Key UsesBesides the obvious implications and uses for currency, the Canadian dollar has investing applications as well. As a financial instrument, Canadian dollar futures are often used as a means to hedge currency exchange risk.
Key ConcernsSeveral factors within a nation can have a significant effect on the currency exchange rates and the relative importance of each is the subject of debate, however, it is important to be aware of some of the key fundamentals. In addition to these fundamentals, traders who participate in this market should be aware of the trading prices of commodities generally associated with the Canadian economy.
Inflation: It is generally believed that countries with consistently lower inflation exhibit a rising currency value while countries with higher inflation may see currency depreciation.
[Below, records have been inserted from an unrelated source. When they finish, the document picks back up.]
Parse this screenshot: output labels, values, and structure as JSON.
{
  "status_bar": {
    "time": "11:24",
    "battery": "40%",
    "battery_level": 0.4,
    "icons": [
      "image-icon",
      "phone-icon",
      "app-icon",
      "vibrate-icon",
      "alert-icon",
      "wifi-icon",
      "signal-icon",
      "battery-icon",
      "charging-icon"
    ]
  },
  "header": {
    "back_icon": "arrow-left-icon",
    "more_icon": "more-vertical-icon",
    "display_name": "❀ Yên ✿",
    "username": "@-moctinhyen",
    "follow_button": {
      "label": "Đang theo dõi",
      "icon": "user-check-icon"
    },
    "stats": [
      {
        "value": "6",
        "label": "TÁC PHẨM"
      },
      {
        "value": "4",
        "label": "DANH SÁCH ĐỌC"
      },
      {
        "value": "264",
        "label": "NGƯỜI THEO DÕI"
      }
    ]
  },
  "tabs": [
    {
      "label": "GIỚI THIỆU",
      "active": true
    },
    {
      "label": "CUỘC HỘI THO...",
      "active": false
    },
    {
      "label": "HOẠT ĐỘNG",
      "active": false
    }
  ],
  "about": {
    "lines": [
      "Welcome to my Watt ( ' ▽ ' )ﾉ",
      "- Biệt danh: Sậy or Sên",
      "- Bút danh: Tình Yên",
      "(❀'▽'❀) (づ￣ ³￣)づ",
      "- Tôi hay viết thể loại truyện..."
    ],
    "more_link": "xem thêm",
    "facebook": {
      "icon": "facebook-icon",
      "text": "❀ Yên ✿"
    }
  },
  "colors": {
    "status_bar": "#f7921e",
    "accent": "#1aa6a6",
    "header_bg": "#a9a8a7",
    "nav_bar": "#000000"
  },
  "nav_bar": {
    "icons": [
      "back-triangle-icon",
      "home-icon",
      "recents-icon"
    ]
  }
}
Interest Rates: High interest rates may attract foreign investors and that can lead to an exchange rate increase while the opposite scenario is possible in a country with low interest rates.
Overall Economic Conditions: Everything from a country's balance of trade to the size of their deficit or surplus can serve as a barometer of the condition of the country and the likelihood of default. Investors look for countries with stronger economic foundations and the better the economic foundation of one country versus another may increase the value of the country's currency.
Perception: The so called "flight to quality" exists within foreign currencies as investors will often seek what they perceive as "safe haven" currencies during times of political or economical instability.